Sementara itu, penerima “Penghargaan Kumawula” Nene menceritakan, sekitar tahun 1942 turut mengungsi ke daerah Ciawi Tasikmalaya hingga kampung Nangka Pait Sukamandi Sukawening, hijrah kembali ke daerah Karacak hingga sekolah dengan usia dimudakan tepatnya jadi kelahiran tahun 1940.

“Pada tanggal 29 Mei 1940, masuk sebagai peserta di sekolah yang sekarang SDN 1-2 Regol lulus tahun 1955, melanjukan pendidikan SGB (SLP) lulus tahun 1958, kemudian SGA (SPG) lulus tahun 1966,” kenangnya.

Menurutnya, dirinya memilih menjadi guru, berbeda dengan keempat saudaranya yang menjadi buruh tani. Kini tinggal di di Jalan Gunung Satria RT 03 RW 12 Kota Kulon Garut Kota setelah ditinggalkan istri tercintanya Tutih Sukaryati (Alm) pada tanggal 15 Pebruari 2008. Dari hasil buahnya dikarunia 10 anak dan hanya satu anak yang ditakdirkan menjadi guru.

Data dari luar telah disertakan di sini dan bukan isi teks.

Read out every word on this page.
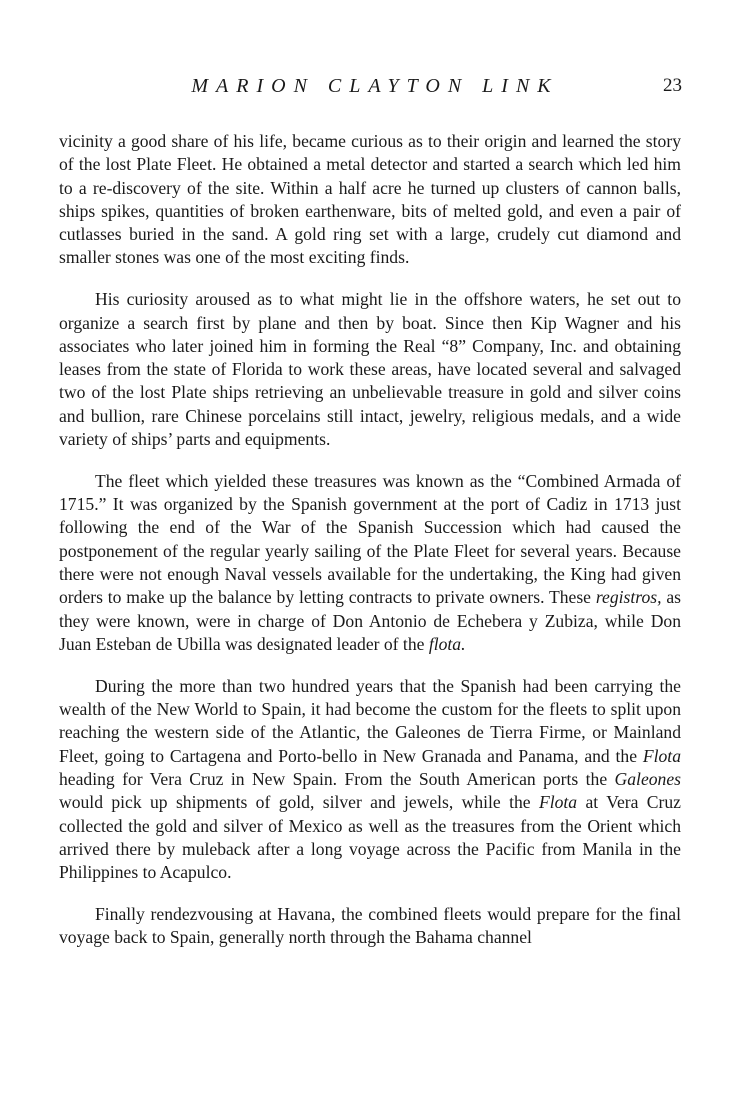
MARION CLAYTON LINK	23

vicinity a good share of his life, became curious as to their origin and learned the story of the lost Plate Fleet. He obtained a metal detector and started a search which led him to a re-discovery of the site. Within a half acre he turned up clusters of cannon balls, ships spikes, quantities of broken earthenware, bits of melted gold, and even a pair of cutlasses buried in the sand. A gold ring set with a large, crudely cut diamond and smaller stones was one of the most exciting finds.

His curiosity aroused as to what might lie in the offshore waters, he set out to organize a search first by plane and then by boat. Since then Kip Wagner and his associates who later joined him in forming the Real “8” Company, Inc. and obtaining leases from the state of Florida to work these areas, have located several and salvaged two of the lost Plate ships retrieving an unbelievable treasure in gold and silver coins and bullion, rare Chinese porcelains still intact, jewelry, religious medals, and a wide variety of ships’ parts and equipments.

The fleet which yielded these treasures was known as the “Combined Armada of 1715.” It was organized by the Spanish government at the port of Cadiz in 1713 just following the end of the War of the Spanish Succession which had caused the postponement of the regular yearly sailing of the Plate Fleet for several years. Because there were not enough Naval vessels available for the undertaking, the King had given orders to make up the balance by letting contracts to private owners. These registros, as they were known, were in charge of Don Antonio de Echebera y Zubiza, while Don Juan Esteban de Ubilla was designated leader of the flota.

During the more than two hundred years that the Spanish had been carrying the wealth of the New World to Spain, it had become the custom for the fleets to split upon reaching the western side of the Atlantic, the Galeones de Tierra Firme, or Mainland Fleet, going to Cartagena and Porto-bello in New Granada and Panama, and the Flota heading for Vera Cruz in New Spain. From the South American ports the Galeones would pick up shipments of gold, silver and jewels, while the Flota at Vera Cruz collected the gold and silver of Mexico as well as the treasures from the Orient which arrived there by muleback after a long voyage across the Pacific from Manila in the Philippines to Acapulco.

Finally rendezvousing at Havana, the combined fleets would prepare for the final voyage back to Spain, generally north through the Bahama channel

“Saya bercita-cita dan berharap kesepuluh anak meneruskan perjuangan untuk menjadi Guru PNS, namun hanya satu anak yang ditakdirkan,” ujarnya.

Nene menceritakan awal kariernya, dimulai semasa SGB mendapat ikatan dinas dan diangkat ditugaskan di SD Cilengkeng golongan CC 2/I Tahun 1959 gaji pokok Rp. 297, di SD Cikajang III golongan CC/III Tahun1964 gaji pokok Rp. 690, di SD Garut No 13 (SDN 3 Regol) tahun 1967 gaji pokok Rp. 750, di SD Garut No. 1 (SDN 1 Kota Kulon) gol II/a tahun 1968 gaji pokok Rp. 1.690, dan di SD Ciledug 1 (SDN 1 Kota Kulon) gol II/a TMT tahun 1970 dengan gaji pokok Rp. 2.030.

“Diangkat menjadi kepala SDN Lebakwangi II gol III/c tahun 1991 dengan gaji pokok 190.200, Kepala SDN Satria II gol III/c tahun 1993, dan Kepala SDN Ciledug V gol III/d tahun 1995 hingga pensiun dengan gol IV/a tahun 2000 dengan gaji pokok Rp. 617.600,” ujarnya.

Pada masa itu, gaji guru PNS sangat minim bahkan untuk menutupi kebutuhan keluarga pun sering tidak cukup. Namun, Nene bercita-cita agar kesepuluh anaknya minimal lulus tingkat SMA, sehingga harus berjuang, mengatur penghasilannya yang minim.

Untuk menambah penghasilan, dirinya mengandalkan dari jasa dari Tulisan- tulisan pada Pameran, Penulis Ijazah, NEM, Piagam, Piala, Vandel, Penulis Administrasi Guru, Pembuat Monografi menyebar Se-Kecamatan Garut Kota, Pembuat Kelengkapan KKG, dan Penulis di Prasasti dan Dinding.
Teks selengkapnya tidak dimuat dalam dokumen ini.